I’m not a spring chicken and I started my veterinarian-referral cat behavior business years before websites existed. Word of mouth and referrals from veterinarians were how I depended on increasing business. So when I had to leap from the Flintstone years into the modern age I struggled with how my website should look. I wanted it to reflect my level of professionalism but I didn’t want people to click on it and then click right out of it because it was too boring. As I ventured around the internet to check out other websites of people in the veterinary industry, animal behavior or animal training field I discovered that many of them must struggle with the same issues I do. How much pizzazz is needed and how do you keep the site looking professional?
As I looked at lots of sites I found that many trainers and behavior experts seemed to lean too heavily on the wow factor of the website. I don’t know about you but if I’m looking for someone to help me with my dog’s serious aggression problem I’m not sure the website with all the cutesy paw prints and barking dog or meowing cat sound effects will inspire confidence. Many of the sites I visited depended mostly on flash and emotion and less on credentials and experience. There’s something about the pet industry that makes pet professionals feel compelled to make their sites too “cute.”
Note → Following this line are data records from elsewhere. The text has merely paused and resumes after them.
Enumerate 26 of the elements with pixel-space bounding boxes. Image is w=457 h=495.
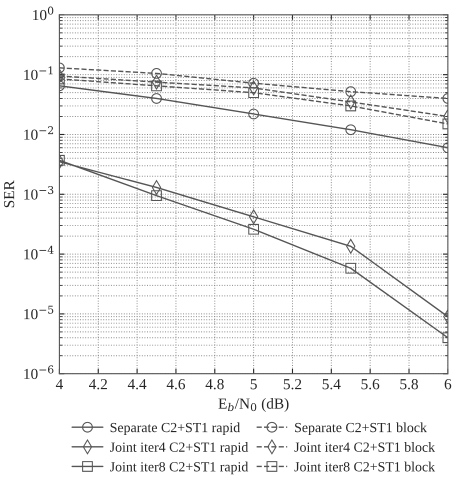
y-tick-label: 10$^{0}$: [33, 6, 54, 20]
legend-label: Joint iter8 C2+ST1 block: [294, 462, 436, 472]
y-tick-label: 10$^{−6}$: [24, 365, 54, 380]
y-tick-label: 10$^{−3}$: [24, 186, 54, 200]
x-tick-label: 4.2: [89, 379, 107, 390]
legend-label: Joint iter4 C2+ST1 block: [294, 442, 436, 452]
legend-label: Joint iter8 C2+ST1 rapid: [110, 462, 248, 474]
x-axis-title: E$_{b}$/N$_{0}$ (dB): [218, 398, 289, 412]
x-tick-label: 5.2: [284, 379, 302, 390]
x-tick-label: 4.8: [206, 379, 224, 390]
x-tick-label: 5: [250, 379, 257, 390]
y-tick-label: 10$^{−5}$: [24, 306, 54, 320]
x-tick-label: 4.4: [128, 379, 146, 390]
y-tick-label: 10$^{−4}$: [24, 246, 54, 260]
x-tick-label: 5.6: [362, 379, 380, 390]
x-tick-label: 5.8: [400, 379, 418, 390]
y-tick-label: 10$^{−2}$: [24, 126, 54, 140]
legend-label: Joint iter4 C2+ST1 rapid: [110, 442, 248, 455]
x-tick-label: 6: [444, 379, 452, 390]
legend-label: Separate C2+ST1 block: [295, 422, 427, 436]
x-tick-label: 5.4: [322, 379, 341, 390]
y-axis-title: SER: [4, 180, 14, 208]
y-tick-label: 10$^{−1}$: [24, 66, 53, 80]
x-tick-label: 4: [56, 379, 63, 390]
x-tick-label: 4.6: [166, 379, 186, 390]
legend-label: Separate C2+ST1 rapid: [110, 422, 240, 436]
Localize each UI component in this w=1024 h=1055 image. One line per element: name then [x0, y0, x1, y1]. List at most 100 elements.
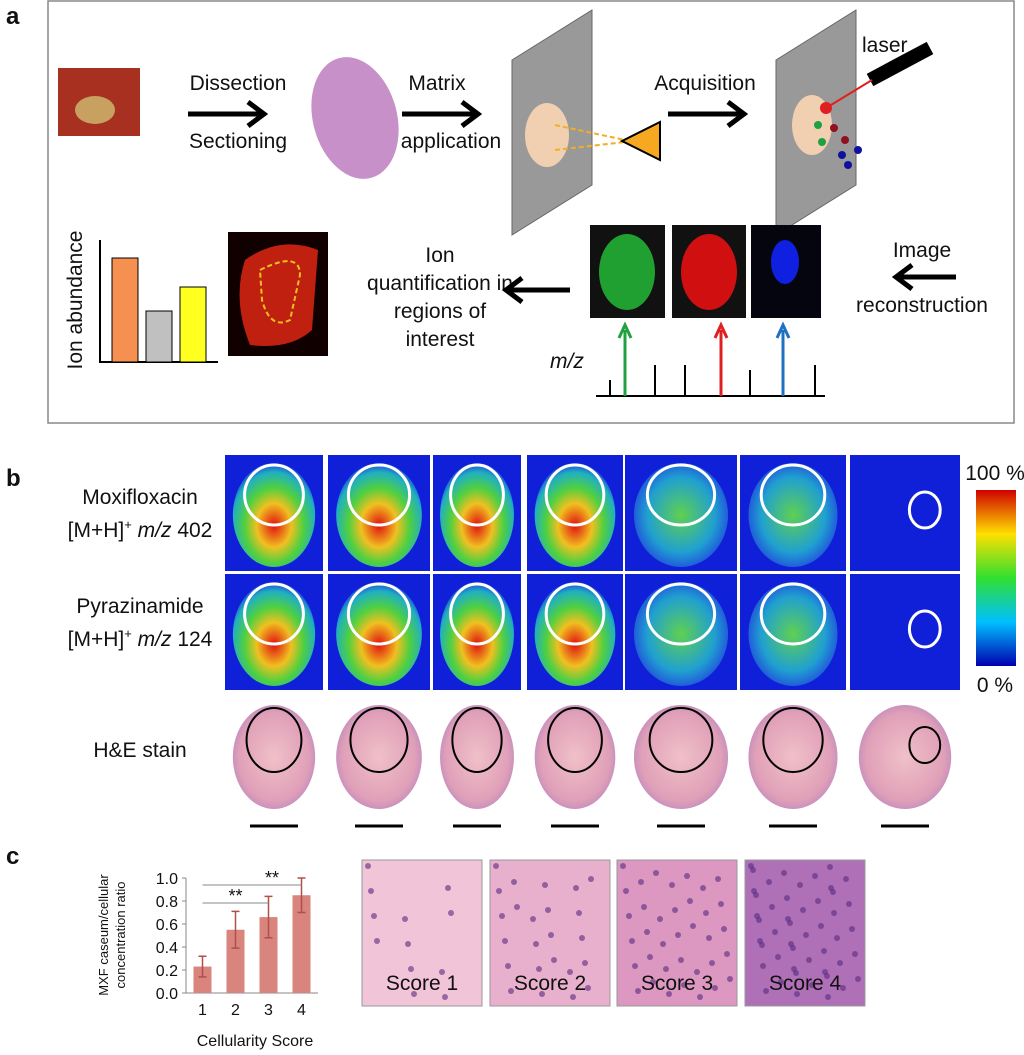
roi	[648, 707, 714, 773]
nucleus	[681, 982, 687, 988]
roi	[243, 463, 305, 527]
nucleus	[794, 991, 800, 997]
step-text: quantification in	[367, 272, 513, 295]
step-text: Dissection	[190, 72, 287, 95]
laser-device	[866, 41, 934, 87]
nucleus	[852, 951, 858, 957]
ion-image	[850, 455, 960, 571]
nucleus	[849, 926, 855, 932]
y-tick-label: 0.4	[156, 940, 178, 957]
panel-frame	[47, 0, 1015, 424]
tissue	[336, 463, 422, 567]
tissue	[440, 463, 514, 567]
roi	[544, 463, 606, 527]
nucleus	[408, 966, 414, 972]
ion-image	[850, 574, 960, 690]
x-tick-label: 4	[297, 1002, 306, 1019]
nucleus	[775, 954, 781, 960]
nucleus	[542, 882, 548, 888]
nucleus	[635, 988, 641, 994]
drug-name: Pyrazinamide	[76, 595, 203, 618]
nucleus	[760, 963, 766, 969]
drug-name: Moxifloxacin	[82, 486, 198, 509]
charge: +	[124, 626, 132, 641]
sig-label: **	[265, 868, 279, 888]
nucleus	[672, 907, 678, 913]
nucleus	[800, 907, 806, 913]
axis	[99, 240, 218, 363]
score-label: Score 1	[386, 972, 458, 995]
roi	[907, 609, 942, 649]
nucleus	[442, 994, 448, 1000]
nucleus	[675, 932, 681, 938]
y-tick-label: 0.8	[156, 894, 178, 911]
tissue	[440, 582, 514, 686]
nucleus	[834, 935, 840, 941]
axis-label: m/z	[550, 350, 584, 373]
panel-label: b	[6, 465, 21, 492]
nucleus	[790, 945, 796, 951]
he-stain	[336, 705, 422, 809]
y-axis-label: MXF caseum/cellular	[96, 874, 111, 996]
colorbar-min: 0 %	[977, 674, 1013, 697]
bar-illustration	[111, 257, 139, 363]
nucleus	[551, 957, 557, 963]
ion-formula: [M+H]+ m/z 124	[68, 626, 213, 651]
peak-arrow	[775, 321, 791, 396]
step-text: regions of	[394, 300, 486, 323]
nucleus	[706, 935, 712, 941]
nucleus	[727, 976, 733, 982]
nucleus	[756, 917, 762, 923]
nucleus	[815, 898, 821, 904]
nucleus	[694, 969, 700, 975]
roi	[762, 707, 824, 773]
nucleus	[827, 864, 833, 870]
step-text: Matrix	[408, 72, 466, 95]
error-bar	[231, 910, 240, 949]
nucleus	[806, 957, 812, 963]
nucleus	[657, 916, 663, 922]
arrow	[501, 276, 570, 304]
nucleus	[374, 938, 380, 944]
nucleus	[787, 920, 793, 926]
ion	[820, 102, 832, 114]
ion: [M+H]	[68, 628, 125, 651]
nucleus	[573, 885, 579, 891]
step-text: application	[401, 130, 501, 153]
mass: 402	[177, 519, 212, 542]
nucleus	[769, 904, 775, 910]
nucleus	[712, 985, 718, 991]
roi	[908, 726, 942, 764]
charge: +	[124, 517, 132, 532]
tissue	[239, 244, 318, 346]
roi	[544, 582, 606, 646]
nucleus	[641, 904, 647, 910]
tissue	[534, 582, 616, 686]
nucleus	[585, 985, 591, 991]
nucleus	[824, 973, 830, 979]
sprayer	[619, 120, 661, 162]
step-text: Acquisition	[654, 72, 756, 95]
nucleus	[840, 985, 846, 991]
x-tick-label: 3	[264, 1002, 273, 1019]
nucleus	[660, 941, 666, 947]
nucleus	[588, 876, 594, 882]
nucleus	[843, 876, 849, 882]
nucleus	[530, 916, 536, 922]
nucleus	[678, 957, 684, 963]
nucleus	[445, 885, 451, 891]
y-tick-label: 0.0	[156, 986, 178, 1003]
nucleus	[405, 941, 411, 947]
tissue	[748, 463, 838, 567]
sig-label: **	[228, 886, 242, 906]
tissue	[633, 582, 729, 686]
nucleus	[638, 879, 644, 885]
tissue	[771, 240, 799, 284]
step-text: interest	[406, 328, 475, 351]
spray	[554, 124, 626, 151]
x-tick-label: 2	[231, 1002, 240, 1019]
nucleus	[368, 888, 374, 894]
nucleus	[496, 888, 502, 894]
bar-illustration	[179, 286, 207, 363]
arrow	[402, 100, 483, 128]
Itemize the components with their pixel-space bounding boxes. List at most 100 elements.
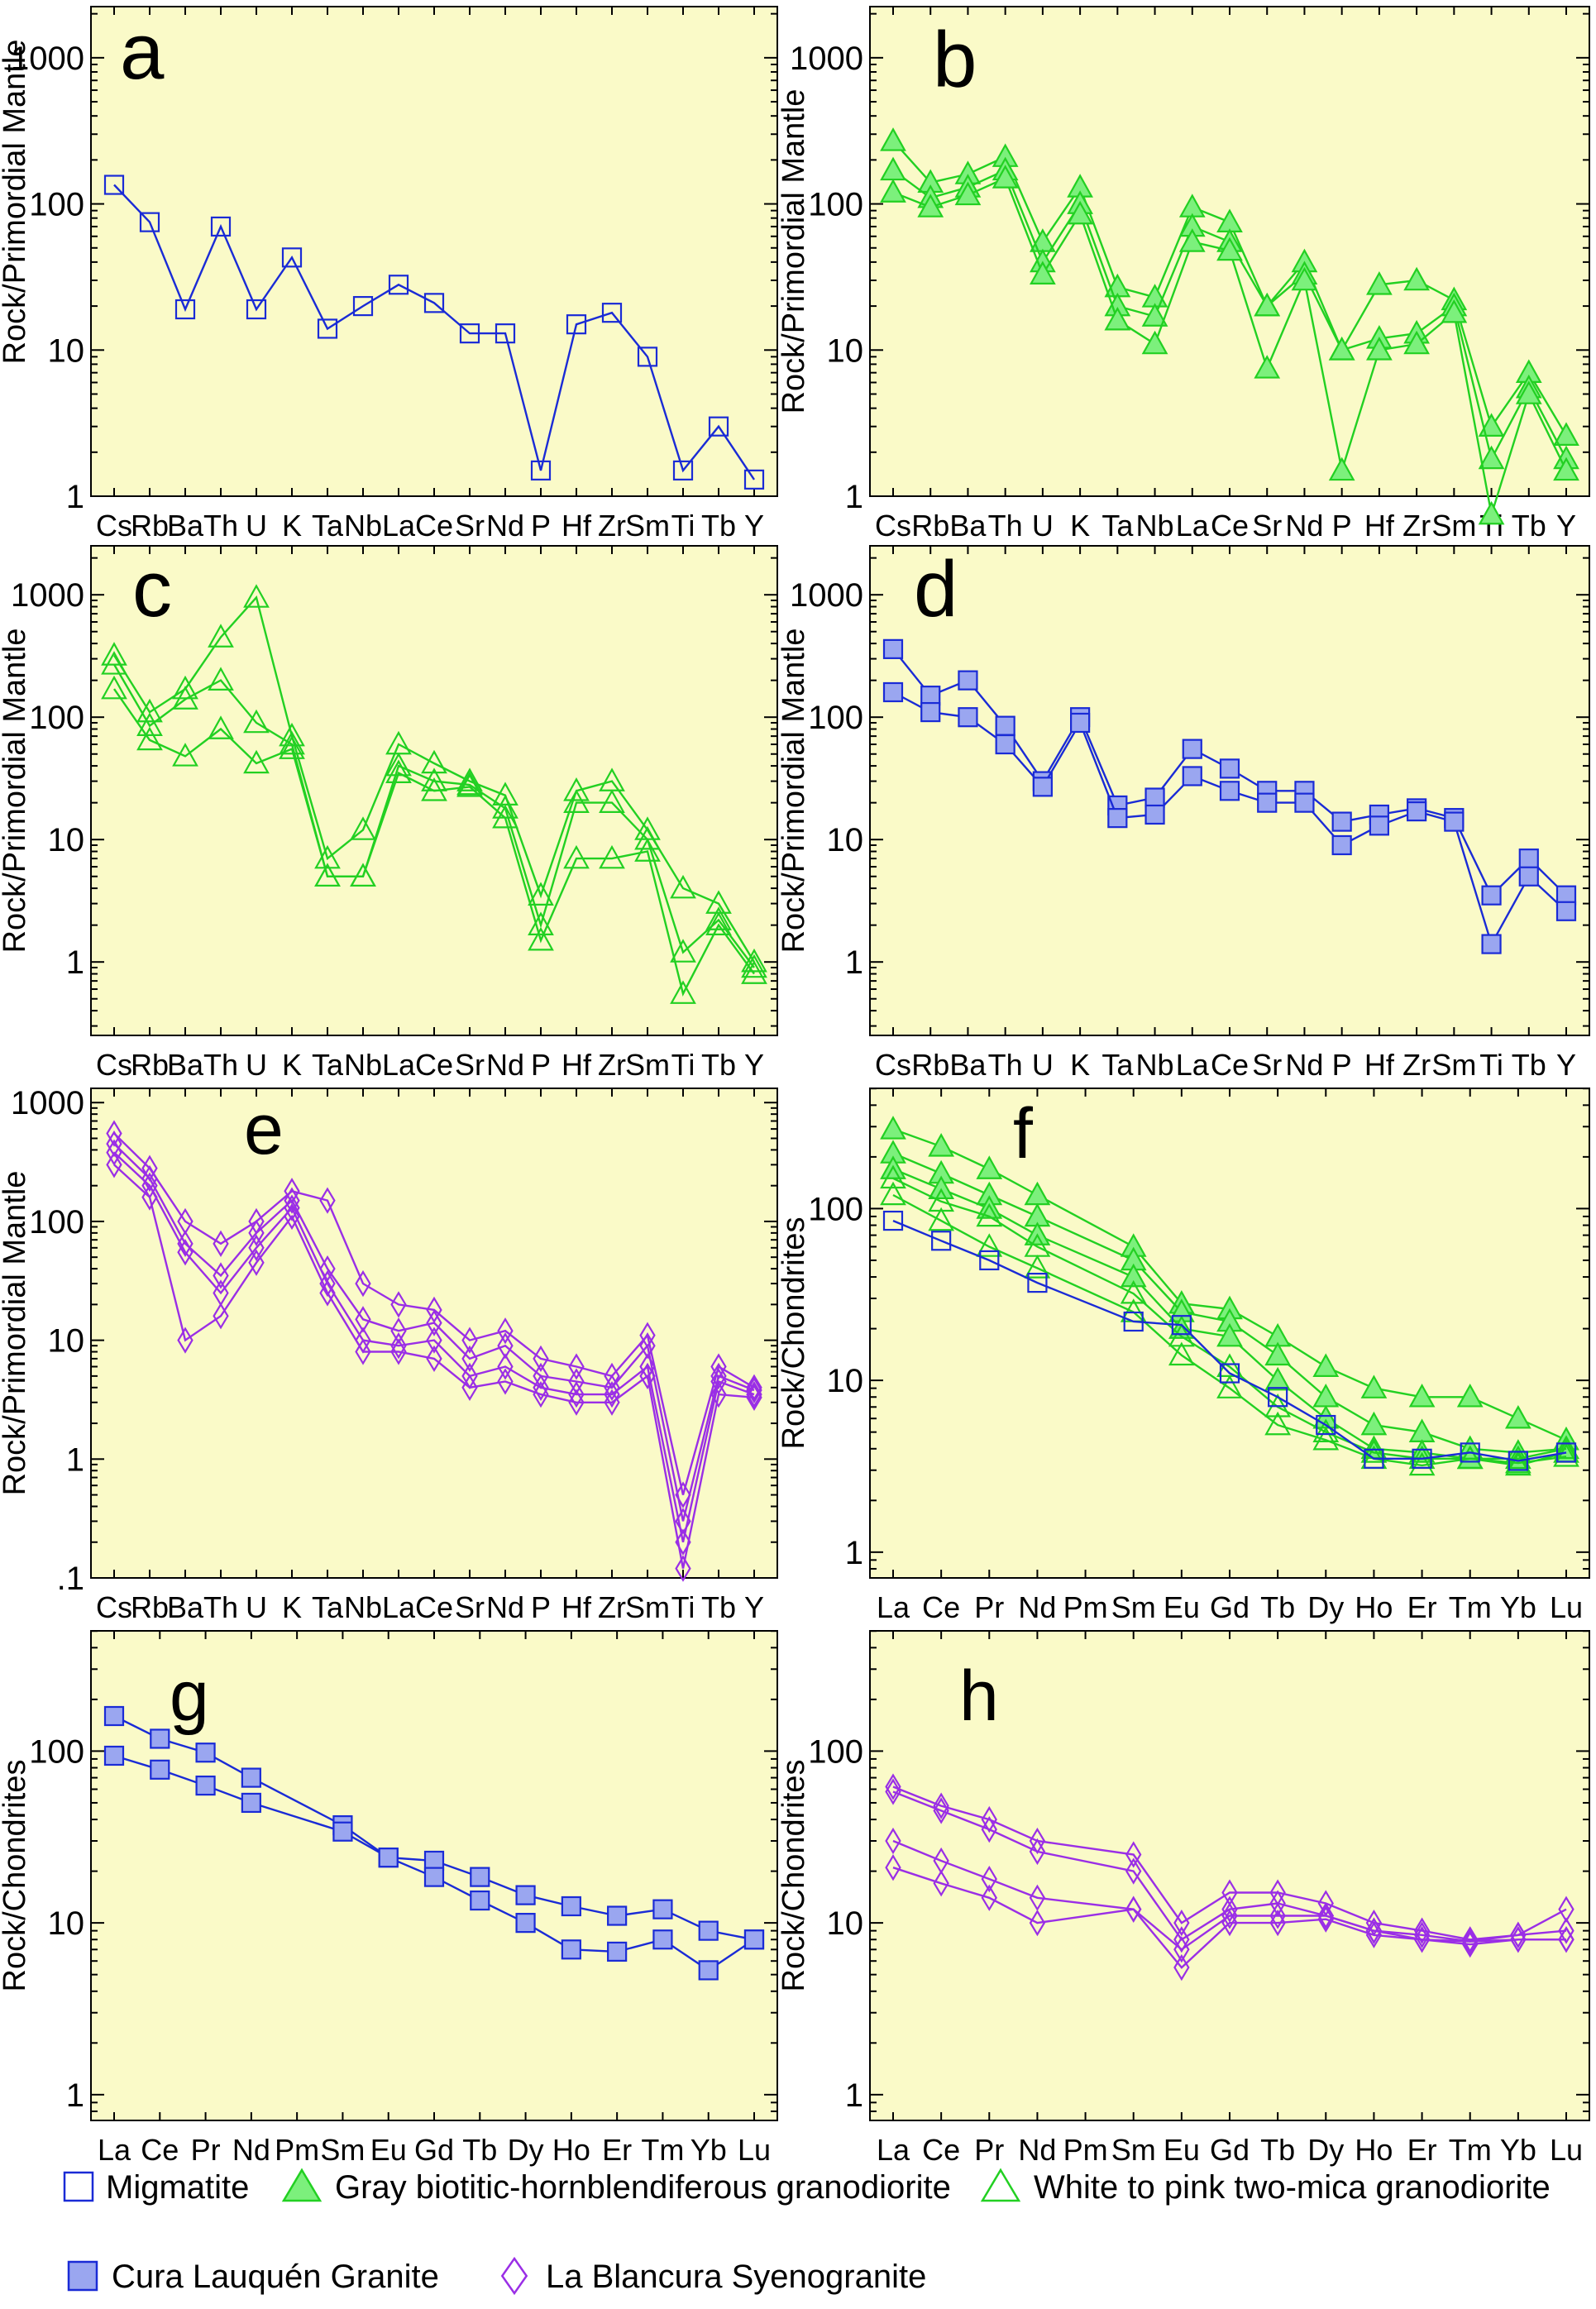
data-point (136, 712, 163, 736)
data-point (1413, 1921, 1431, 1948)
data-point (1125, 1895, 1142, 1923)
data-point (515, 1913, 536, 1934)
series-1 (103, 1745, 765, 1981)
data-point (1219, 781, 1240, 801)
data-point (248, 1234, 265, 1261)
data-point (1456, 1383, 1484, 1408)
data-point (1024, 1255, 1051, 1279)
x-tick-label: Tb (1260, 2133, 1295, 2167)
series-3 (885, 1854, 1574, 1982)
data-point (533, 1380, 549, 1408)
data-point (928, 1207, 955, 1231)
series-1 (882, 681, 1577, 954)
data-point (350, 863, 376, 887)
y-tick-label: .1 (57, 1561, 84, 1597)
data-point (492, 804, 518, 829)
x-tick-label: P (531, 509, 551, 543)
data-point (497, 1332, 514, 1360)
data-point (995, 734, 1015, 755)
data-point (1366, 337, 1393, 361)
y-tick-label: 10 (827, 822, 864, 858)
data-point (880, 1116, 906, 1140)
data-point (743, 1929, 765, 1950)
x-tick-label: Gd (1210, 1590, 1250, 1624)
data-point (1456, 1445, 1484, 1470)
data-point (456, 767, 483, 791)
data-point (1462, 1928, 1479, 1955)
data-point (106, 1151, 122, 1178)
x-tick-label: Tb (462, 2133, 497, 2167)
data-point (177, 1327, 194, 1354)
data-point (958, 707, 978, 728)
x-tick-label: Er (602, 2133, 632, 2167)
data-point (426, 1345, 442, 1373)
data-point (1123, 1311, 1144, 1332)
data-point (1030, 261, 1056, 284)
series-line (892, 1177, 1567, 1465)
data-point (1257, 792, 1278, 813)
series-line (113, 1143, 755, 1522)
data-point (208, 624, 234, 648)
x-tick-label: U (1032, 1048, 1054, 1082)
data-point (1216, 1322, 1243, 1347)
data-point (243, 584, 270, 608)
x-tick-label: Dy (508, 2133, 544, 2167)
chart-panel-h: 100 10 1 Rock/Chondrites La Ce Pr Nd Pm Sm Eu Gd Tb D… (776, 1630, 1590, 2167)
legend-label: La Blancura Syenogranite (546, 2259, 926, 2295)
data-point (1182, 739, 1202, 759)
y-tick-label: 1000 (790, 41, 863, 77)
x-tick-label: U (1032, 509, 1054, 543)
data-point (981, 1805, 997, 1833)
data-point (456, 773, 483, 797)
x-tick-label: Yb (690, 2133, 727, 2167)
data-point (1518, 849, 1539, 869)
data-point (670, 939, 696, 963)
data-point (1029, 1884, 1046, 1911)
x-tick-label: Tb (701, 509, 736, 543)
data-point (1364, 1448, 1384, 1469)
plot-area (869, 1630, 1590, 2121)
x-tick-label: U (246, 1590, 267, 1624)
data-point (1264, 1341, 1292, 1366)
data-point (882, 638, 904, 659)
x-tick-label: Nd (486, 1590, 524, 1624)
data-point (177, 1239, 194, 1266)
x-tick-label: Gd (414, 2133, 454, 2167)
data-point (958, 670, 978, 691)
data-point (515, 1885, 536, 1905)
data-point (426, 1309, 442, 1336)
series-0 (880, 1116, 1579, 1451)
data-point (241, 1792, 261, 1814)
series-line (112, 595, 756, 963)
x-tick-label: Ho (1355, 1590, 1393, 1624)
data-point (639, 1362, 656, 1390)
x-tick-label: Nb (344, 1048, 382, 1082)
y-axis-label: Rock/Chondrites (0, 1760, 32, 1992)
y-axis-label: Rock/Primordial Mantle (776, 89, 811, 414)
x-tick-label: Ba (949, 1048, 987, 1082)
x-tick-label: P (531, 1590, 551, 1624)
data-point (421, 777, 447, 801)
x-tick-label: Rb (911, 509, 949, 543)
series-line (113, 1164, 755, 1569)
data-point (319, 1187, 336, 1214)
data-point (639, 1332, 656, 1360)
data-point (698, 1960, 719, 1981)
x-tick-label: La (98, 2133, 131, 2167)
data-point (746, 1376, 762, 1404)
data-point (1312, 1426, 1340, 1451)
x-tick-label: Lu (1550, 2133, 1583, 2167)
data-point (103, 1705, 125, 1727)
x-tick-label: Sm (1431, 509, 1476, 543)
data-point (1360, 1439, 1388, 1463)
x-tick-label: Cs (875, 1048, 911, 1082)
x-tick-label: Eu (1164, 2133, 1200, 2167)
y-tick-label: 1 (845, 1535, 863, 1571)
x-tick-label: Pm (275, 2133, 319, 2167)
chart-panel-f: 100 10 1 Rock/Chondrites La Ce Pr Nd Pm Sm Eu Gd Tb D… (776, 1088, 1590, 1624)
data-point (746, 1380, 762, 1408)
data-point (314, 863, 341, 887)
data-point (1219, 758, 1240, 779)
series-5 (882, 1210, 1577, 1471)
data-point (882, 681, 904, 703)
I've seen veterinary clinics fall into this trap as well. Some websites look like afterthoughts with not much effort put into the design. Other clinics are so jammed with internet eye candy that I'm not sure if the clinic has actual veterinarians on staff or just a bunch of people who love animals.
Those of us in the field of behavior and training have to walk that fine line of professional vs pizzazz. Too little pizzazz and people won’t stay on your site long enough to even find out your last name. Too much pizzazz and your website starts to look like an online used car lot.
So if you’re investing your time and money in creating a website for potential clients to learn more about you, the biggest piece of advice I can offer, not as a website expert (that’s almost laughable actually) but as a colleague in the trenches, make sure the site inspires confidence. Your site should help the client feel that you’re the most experienced, professional and effective person for the job and not because you have animated dogs and cats walking across the bottom of the screen.
Here's a general checklist of what clients have told me they want to see on the website of a trainer, behaviorist or veterinarian:
- A site that's attractive but not distracting
- Clear explanation of services offered
- Truthful bio of education and experience
- Bios of all staff
- Short, informative articles by the expert
- Clear and up-front explanation of fees
- Clear contact information and business hours
One thing that clients felt mixed emotions about was regarding the use of testimonials. They liked seeing testimonials on sites but didn't believe many of them. So if you've ever tried to have a friend write a testimonial for you as a favor keep in mind that the public is savvy when it comes to false publicity. Keep everything on your site truthful and accurate. Testimonials are great but don't start looking like that online used car lot.